Setting things right Atonement: Current events make relevant the meaning of the Jewish Yom Kippur: the need to confess sin and be reconciled.

September 29, 1998|By John Rivera | John Rivera,SUN STAFF

As Jews gather for Yom Kippur, the Day of Atonement that begins at sundown today, their focus will fall accordingly on sin and the need to set things right with God and neighbor.

With the Clinton scandal dominating the national news, the notions of sin and reconciliation are very much at the forefront of public -- and Jewish -- consciousness.

Current events have made the ancient Jewish obligation of atonement, called teshuva, more relevant than ever during this year's High Holy Days, the 10 days of reflection and renewal that started with Rosh Hashana and conclude with Yom Kippur.

Literally Hebrew for "return," teshuva is a sort of road map for reconciliation.

"Generally, teshuva is the realization of your sin and the consequences it has," said Rabbi Herman N. Neuberger, president of Ner Israel Rabbinical College in Pikesville. "It's not the act alone. It is the consequences that come from sin: What it does to you. What it does to society. What it does to the family. And what it does to the world."

It was of teshuva that President Clinton spoke when he read a text from the Yom Kippur liturgy during his tearful prayer breakfast confession this month before a group of religious leaders in Washington.

"It takes an act of will for us to make a turn," Clinton said. "It means breaking old habits. It means admitting that we have been wrong, and this is never easy. It means losing face. It means starting all over again. And this is always painful. It means saying I am sorry. It means recognizing that we have the ability to change. These things are terribly hard to do."

To fulfill the demands of teshuva, saying "sorry" is not enough. According to Jewish sages, teshuva is a process with distinct stages: The sinner must recognize and feel remorse for the wrongdoing; renounce the sin; confess and plead for forgiveness to the person who has been wronged; and resolve not to repeat the deed.

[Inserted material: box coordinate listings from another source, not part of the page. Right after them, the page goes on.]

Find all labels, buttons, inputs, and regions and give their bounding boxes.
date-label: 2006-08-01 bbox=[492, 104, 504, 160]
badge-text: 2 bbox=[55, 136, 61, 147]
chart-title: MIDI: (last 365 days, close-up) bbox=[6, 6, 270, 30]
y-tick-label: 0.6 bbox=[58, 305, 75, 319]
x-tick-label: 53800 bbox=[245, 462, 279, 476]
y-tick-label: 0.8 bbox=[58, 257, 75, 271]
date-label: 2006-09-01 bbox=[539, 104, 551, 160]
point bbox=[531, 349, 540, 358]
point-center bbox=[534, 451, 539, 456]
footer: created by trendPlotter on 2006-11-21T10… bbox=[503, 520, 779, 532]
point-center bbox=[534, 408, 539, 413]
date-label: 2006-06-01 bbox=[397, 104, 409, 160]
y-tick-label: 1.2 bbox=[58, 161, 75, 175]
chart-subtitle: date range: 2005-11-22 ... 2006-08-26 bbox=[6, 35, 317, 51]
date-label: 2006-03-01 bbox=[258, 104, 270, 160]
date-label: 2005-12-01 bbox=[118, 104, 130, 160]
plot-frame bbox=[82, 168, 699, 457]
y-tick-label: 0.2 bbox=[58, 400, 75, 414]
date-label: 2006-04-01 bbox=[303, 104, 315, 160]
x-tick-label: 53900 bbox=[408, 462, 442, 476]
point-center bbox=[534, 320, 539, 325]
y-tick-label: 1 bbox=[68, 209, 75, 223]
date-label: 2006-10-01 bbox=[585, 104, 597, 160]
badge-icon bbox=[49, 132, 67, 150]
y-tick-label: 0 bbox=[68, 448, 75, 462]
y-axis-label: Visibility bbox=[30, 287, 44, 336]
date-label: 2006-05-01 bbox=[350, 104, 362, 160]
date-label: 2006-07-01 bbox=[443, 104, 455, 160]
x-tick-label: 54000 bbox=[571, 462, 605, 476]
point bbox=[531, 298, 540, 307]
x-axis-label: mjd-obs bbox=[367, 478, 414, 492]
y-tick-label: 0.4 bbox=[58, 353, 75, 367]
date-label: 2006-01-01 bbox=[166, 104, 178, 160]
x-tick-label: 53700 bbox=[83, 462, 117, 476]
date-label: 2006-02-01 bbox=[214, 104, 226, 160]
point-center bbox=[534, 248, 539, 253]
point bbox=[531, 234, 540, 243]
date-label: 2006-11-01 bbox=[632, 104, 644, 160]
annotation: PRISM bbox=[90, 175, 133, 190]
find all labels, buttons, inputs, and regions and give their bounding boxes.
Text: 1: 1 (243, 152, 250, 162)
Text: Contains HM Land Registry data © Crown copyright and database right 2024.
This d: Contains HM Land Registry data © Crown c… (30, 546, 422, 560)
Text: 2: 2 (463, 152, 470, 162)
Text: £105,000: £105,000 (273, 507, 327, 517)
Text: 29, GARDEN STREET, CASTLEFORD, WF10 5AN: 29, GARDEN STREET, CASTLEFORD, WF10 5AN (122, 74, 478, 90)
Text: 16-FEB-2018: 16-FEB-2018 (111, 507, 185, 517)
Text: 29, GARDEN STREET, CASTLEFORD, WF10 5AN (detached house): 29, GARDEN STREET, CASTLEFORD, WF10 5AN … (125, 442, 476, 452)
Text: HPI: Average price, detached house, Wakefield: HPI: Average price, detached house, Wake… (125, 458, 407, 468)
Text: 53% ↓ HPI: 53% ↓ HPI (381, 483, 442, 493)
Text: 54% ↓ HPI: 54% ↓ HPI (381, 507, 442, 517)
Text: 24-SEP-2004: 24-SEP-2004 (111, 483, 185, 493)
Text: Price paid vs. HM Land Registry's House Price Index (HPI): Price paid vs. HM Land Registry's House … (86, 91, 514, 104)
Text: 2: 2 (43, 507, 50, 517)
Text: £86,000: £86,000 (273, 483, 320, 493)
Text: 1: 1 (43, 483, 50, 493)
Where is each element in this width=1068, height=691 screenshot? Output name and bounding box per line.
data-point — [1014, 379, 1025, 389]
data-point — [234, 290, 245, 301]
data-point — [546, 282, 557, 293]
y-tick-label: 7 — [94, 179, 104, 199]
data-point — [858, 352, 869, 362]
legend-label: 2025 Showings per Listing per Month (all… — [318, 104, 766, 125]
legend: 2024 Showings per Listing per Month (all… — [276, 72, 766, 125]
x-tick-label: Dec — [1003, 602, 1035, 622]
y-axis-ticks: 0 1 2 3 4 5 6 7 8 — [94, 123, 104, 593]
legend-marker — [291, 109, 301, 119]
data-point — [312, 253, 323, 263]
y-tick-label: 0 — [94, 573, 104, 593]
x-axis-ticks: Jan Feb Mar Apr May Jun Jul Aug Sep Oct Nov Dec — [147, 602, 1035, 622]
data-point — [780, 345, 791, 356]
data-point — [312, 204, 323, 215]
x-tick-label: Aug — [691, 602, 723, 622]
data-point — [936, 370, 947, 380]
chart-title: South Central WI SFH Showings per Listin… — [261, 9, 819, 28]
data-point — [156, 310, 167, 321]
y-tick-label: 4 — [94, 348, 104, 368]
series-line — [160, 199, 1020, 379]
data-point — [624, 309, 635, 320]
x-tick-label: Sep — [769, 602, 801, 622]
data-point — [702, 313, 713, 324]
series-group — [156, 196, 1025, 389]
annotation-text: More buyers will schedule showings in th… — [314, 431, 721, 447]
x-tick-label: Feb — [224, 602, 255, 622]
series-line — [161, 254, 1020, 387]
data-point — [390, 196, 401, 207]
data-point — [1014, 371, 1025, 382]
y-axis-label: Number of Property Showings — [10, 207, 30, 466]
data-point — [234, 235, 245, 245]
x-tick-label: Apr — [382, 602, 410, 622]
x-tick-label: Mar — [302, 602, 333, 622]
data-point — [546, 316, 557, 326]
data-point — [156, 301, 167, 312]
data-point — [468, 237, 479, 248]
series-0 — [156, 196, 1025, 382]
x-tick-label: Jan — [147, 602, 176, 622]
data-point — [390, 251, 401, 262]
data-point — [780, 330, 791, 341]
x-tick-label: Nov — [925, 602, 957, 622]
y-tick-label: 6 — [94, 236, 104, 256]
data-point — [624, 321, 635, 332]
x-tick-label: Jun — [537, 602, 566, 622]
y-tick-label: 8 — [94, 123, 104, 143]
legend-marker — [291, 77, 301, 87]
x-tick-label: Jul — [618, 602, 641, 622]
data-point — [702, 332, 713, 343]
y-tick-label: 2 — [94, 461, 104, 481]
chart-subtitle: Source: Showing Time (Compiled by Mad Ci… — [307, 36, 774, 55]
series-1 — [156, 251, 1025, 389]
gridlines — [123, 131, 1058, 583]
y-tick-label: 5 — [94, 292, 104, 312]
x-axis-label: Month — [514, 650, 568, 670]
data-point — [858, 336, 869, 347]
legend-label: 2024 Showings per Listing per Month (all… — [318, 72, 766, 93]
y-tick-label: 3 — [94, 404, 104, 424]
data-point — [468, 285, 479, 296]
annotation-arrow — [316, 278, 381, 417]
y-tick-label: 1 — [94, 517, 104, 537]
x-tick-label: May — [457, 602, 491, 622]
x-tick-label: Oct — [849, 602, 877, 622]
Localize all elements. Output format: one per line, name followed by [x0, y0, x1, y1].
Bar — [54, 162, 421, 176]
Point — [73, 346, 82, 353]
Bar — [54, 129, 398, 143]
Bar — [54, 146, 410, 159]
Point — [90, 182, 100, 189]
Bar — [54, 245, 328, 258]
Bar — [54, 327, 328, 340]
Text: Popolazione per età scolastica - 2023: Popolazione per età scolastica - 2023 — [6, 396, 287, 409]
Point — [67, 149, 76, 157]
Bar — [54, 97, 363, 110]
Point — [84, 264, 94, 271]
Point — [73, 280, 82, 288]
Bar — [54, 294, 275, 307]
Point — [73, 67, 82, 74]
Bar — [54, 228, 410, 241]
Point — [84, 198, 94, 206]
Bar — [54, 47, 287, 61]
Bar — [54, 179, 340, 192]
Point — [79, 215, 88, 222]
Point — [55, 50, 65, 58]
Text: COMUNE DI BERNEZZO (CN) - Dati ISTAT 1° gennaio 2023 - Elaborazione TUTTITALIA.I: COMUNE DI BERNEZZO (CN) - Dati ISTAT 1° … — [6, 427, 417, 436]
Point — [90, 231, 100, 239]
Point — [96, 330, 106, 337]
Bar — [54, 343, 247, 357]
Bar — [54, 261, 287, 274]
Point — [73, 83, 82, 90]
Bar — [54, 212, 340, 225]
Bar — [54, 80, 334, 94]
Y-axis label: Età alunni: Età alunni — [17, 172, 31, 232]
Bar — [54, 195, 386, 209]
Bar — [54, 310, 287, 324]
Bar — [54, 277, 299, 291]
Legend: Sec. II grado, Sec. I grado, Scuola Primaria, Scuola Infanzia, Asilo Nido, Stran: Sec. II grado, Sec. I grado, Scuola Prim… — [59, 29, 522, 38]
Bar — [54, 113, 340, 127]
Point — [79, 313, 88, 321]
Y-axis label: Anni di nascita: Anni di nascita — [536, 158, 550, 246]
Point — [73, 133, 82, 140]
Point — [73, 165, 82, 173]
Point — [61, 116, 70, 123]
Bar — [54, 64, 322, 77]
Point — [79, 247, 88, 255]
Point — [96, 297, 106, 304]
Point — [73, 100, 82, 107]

If teshuva is sincerely offered, the sages say, the offender must be forgiven.

Jewish law says that at the Yom Kippur service, only sins between God and humans are forgiven. Sins that one person has committed against another must be reconciled through teshuva before the Yom Kippur service.

Rabbi Seymour Essrog, who leads a Carroll County synagogue and is president of the organization representing the world's Conservative rabbis, said he has a tradition of doing teshuva with his congregation at the start of the Yom Kippur service. "I tell them the story of how I come from a very small synagogue, and the tradition was everyone walked around and shook everyone's hand," he said. He then asks the congregation to pardon any offense he may have committed. "In our work, we can sometimes annoy people" without realizing it, he explained.

The nation's Reform rabbis have offered the tradition of teshuva to the wider society as they issued a Call for National Atonement during the period of the Jewish High Holy Days.

"It seemed to us that to just focus on the president was for most Americans counterproductive, whereas if they focused on themselves and focused on a period of self-examination, that would be healthy for everyone," said Rabbi Paul J. Menitoff, executive vice president of the Central Conference of American Rabbis.

The benefits of teshuva are psychological as well as spiritual, Jewish religious leaders say, because reconciliation is liberating. Teshuva starts with guilt, the feeling that one has behaved badly, but guilt is not necessarily bad. "The feeling of guilt is the first step toward reconciliation," said Neuberger. "And unfortunately, that's not part of our culture."

Psychologist Ed Susskind, who before moving to Pittsburgh was president of the Maryland Psychological Association, said teshuva is a key concept he uses in therapy. The trick, he said, is separating good guilt from bad guilt.

"Teshuva doesn't necessarily mean atonement in the sense of ** 'I've done something bad,' " Susskind said. "Literally it means 'return.' What it means in traditional Judaism is the return of the soul to its purest state: 'I want to do the right thing, I want to return to the Garden of Eden before the apple.'

"So as a therapist, I try to help people separate destructive guilt from inspiration -- positive, uplifting teshuva," he said.

The obligation of teshuva, and the focus on it during the High Holy Days, can be intimidating, said Baltimore Rabbi Shimon Apisdorf, author of "Rosh Hashanah -- Yom Kippur Survival Kit."

"A mistake I think people often make, and I make it also, is biting off more than you can chew and seeing it as an all-or-nothing proposition: 'I must change everything or must take on a big issue in my life and change it immediately,' as opposed to doing that which you can do and building confidence from there," he said.